Чтение онлайн

ЖАНРЫ

Носорог для Папы Римского
Шрифт:

Лицо у Руджеро застыло от шока. Они с жадностью напились воды из бочки, потом повернулись к нему.

Он смотрел на них молча, но онемел ли он из-за событий этой ночи или же из-за их собственного появления, сказать они не могли. Где-то под палубами раздался громчайший мужской голос, и Руджеро зажал уши руками, словно не мог его слышать. Этому реву противостояли пронзительные интонации Уссе, и по одному этому Сальвестро понял, что внизу кричит дон Диего — хриплым, срывающимся голосом. Руджеро присел на корточки, бормоча себе под нос: «Ужасные часы, ужасные часы…» Рев Диего внезапно оборвался, и Сальвестро мягко отвел руки плотника от его ушей.

— Что здесь произошло? — спросил он.

Руджеро помотал головой и отвернулся. Он так и продолжал сидеть на корточках, когда они его оставили.

Капитан Альфредо лежал, распростертый, на палубе полуюта, в руке у него была открытая бутылка, а вокруг валялись несколько пустых. Он держал бутылку над лицом и постепенно ее наклонял, пока тонкая струйка не проливалась ему в рот. При появлении Сальвестро с Бернардо он быстро

сглотнул и попробовал приподняться на локте, но сдался после пары бесплодных попыток.

— Думал, больше мы вас не увидим, — сказал он. Слова его были смазаны и трудноразличимы. — Перерезали канат, чтобы вас унесло, так ведь? Несчастные ублюдки.

Он громко отрыгнул. Затраченные усилия, казалось, совершенно его истощили.

— Кто? — спросил Сальвестро.

К его ногам подкатилась пустая бутылка. Он взял у капитана полную и присел рядом. Спиртное обжигало огнем.

— Якопо. Все они, кроме Руджеро. Набросились на нас, как собаки. — В горле у него негромко забулькало, голова мягко ударилась о палубу. — Два кораблекрушения. Трижды брали на абордаж. Однажды высадили на необитаемом острове. Штормов было больше, чем можно запомнить. А теперь — это. — Альфредо тихонько постучал по палубе. — И кто же теперь поведет нашу старушку? — пробормотал он.

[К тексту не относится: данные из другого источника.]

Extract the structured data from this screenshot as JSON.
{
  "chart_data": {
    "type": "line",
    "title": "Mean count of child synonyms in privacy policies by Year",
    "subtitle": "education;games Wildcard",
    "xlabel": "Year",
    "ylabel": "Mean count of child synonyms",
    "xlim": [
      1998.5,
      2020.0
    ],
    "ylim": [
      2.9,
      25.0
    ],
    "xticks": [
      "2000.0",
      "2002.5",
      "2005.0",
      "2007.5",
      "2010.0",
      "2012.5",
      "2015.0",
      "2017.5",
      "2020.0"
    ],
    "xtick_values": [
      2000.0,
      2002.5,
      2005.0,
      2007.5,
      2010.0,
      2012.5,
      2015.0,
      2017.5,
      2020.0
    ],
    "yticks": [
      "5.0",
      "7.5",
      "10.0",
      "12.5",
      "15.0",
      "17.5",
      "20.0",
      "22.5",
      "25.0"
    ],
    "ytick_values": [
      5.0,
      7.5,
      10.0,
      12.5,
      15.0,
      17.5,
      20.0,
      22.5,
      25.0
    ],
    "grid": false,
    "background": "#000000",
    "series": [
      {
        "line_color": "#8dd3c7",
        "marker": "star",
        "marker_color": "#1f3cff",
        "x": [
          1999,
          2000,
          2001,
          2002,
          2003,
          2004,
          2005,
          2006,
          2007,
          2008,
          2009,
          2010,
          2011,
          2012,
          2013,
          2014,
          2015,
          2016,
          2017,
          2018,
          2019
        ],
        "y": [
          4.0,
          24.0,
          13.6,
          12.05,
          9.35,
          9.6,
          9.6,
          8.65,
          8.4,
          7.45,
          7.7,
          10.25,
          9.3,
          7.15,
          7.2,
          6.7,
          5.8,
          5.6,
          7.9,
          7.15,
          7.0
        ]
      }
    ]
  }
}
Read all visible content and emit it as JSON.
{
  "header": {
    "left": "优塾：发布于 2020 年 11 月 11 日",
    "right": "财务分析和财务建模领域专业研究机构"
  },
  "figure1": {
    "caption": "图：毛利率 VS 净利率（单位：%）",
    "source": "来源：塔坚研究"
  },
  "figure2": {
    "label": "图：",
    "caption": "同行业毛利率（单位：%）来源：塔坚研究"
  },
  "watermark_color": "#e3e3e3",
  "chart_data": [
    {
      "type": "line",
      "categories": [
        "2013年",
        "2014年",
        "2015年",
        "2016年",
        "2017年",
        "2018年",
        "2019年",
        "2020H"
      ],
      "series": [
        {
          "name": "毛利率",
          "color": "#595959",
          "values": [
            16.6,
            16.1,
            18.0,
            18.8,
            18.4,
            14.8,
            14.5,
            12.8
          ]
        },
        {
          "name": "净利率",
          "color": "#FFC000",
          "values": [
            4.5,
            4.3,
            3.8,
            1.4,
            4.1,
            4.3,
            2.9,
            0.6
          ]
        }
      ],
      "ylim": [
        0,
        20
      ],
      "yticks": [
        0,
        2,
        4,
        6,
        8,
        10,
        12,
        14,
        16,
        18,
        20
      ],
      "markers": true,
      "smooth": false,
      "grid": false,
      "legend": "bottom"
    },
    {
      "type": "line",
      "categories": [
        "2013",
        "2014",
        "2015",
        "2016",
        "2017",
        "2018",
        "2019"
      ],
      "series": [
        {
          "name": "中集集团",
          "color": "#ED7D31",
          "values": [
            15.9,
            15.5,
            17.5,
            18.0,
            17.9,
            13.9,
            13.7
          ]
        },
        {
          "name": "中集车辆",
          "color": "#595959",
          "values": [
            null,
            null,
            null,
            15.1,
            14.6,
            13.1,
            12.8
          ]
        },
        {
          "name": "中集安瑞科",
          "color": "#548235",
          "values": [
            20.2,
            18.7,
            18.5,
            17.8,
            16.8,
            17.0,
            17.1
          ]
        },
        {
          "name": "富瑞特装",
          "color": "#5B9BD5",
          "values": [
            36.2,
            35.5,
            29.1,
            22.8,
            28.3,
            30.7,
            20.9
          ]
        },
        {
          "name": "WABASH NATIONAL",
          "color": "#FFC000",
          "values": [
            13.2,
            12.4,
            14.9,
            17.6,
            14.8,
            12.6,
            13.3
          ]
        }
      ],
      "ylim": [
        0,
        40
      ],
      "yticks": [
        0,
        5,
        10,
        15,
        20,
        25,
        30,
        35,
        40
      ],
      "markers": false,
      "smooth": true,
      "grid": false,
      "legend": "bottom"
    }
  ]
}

У Сальвестро стало покалывать в затылке. Наступившая тишина настораживала его, заставляла напрягаться его внимание. Он медленно обернулся. За спиной у него стоял Диего со скрещенными на груди руками. Лицо у капитана было пустым и каким-то осунувшимся. Казалось, он нисколько не удивлен их присутствием. Они с Сальвестро молча смотрели друг на друга, потом позади Диего появилась Уссе. Солдат опустил голову и не сводил с Сальвестро глаз, пока тот не вынужден был отвести взгляд. Когда он посмотрел снова, капитана с девушкой уже не было. Он услышал голос Уссе, донесшийся из каюты под ними. Встав на колени рядом с капитаном Альфредо, он расталкивал его, пока тот не раскрыл затуманенных глаз.

— Мы могли бы заковать их в кандалы, — сказал капитан. — Связали их внизу, да. Всех скрутили, но не… — он болезненно сглотнул, — не для этого. Они визжали как свиньи.

— Якопо и остальные?

Капитан застонал, заявляя тем самым о своем опьянении. Сальвестро не отставал от него.

— Вы их связали, — настаивал Сальвестро. — Для чего?

Что-то в его тоне затронуло пропитанный спиртом мозг Альфредо. Его глаза широко раскрылись, а одна рука попыталась дотронуться до Сальвестро или ухватить его за рубашку.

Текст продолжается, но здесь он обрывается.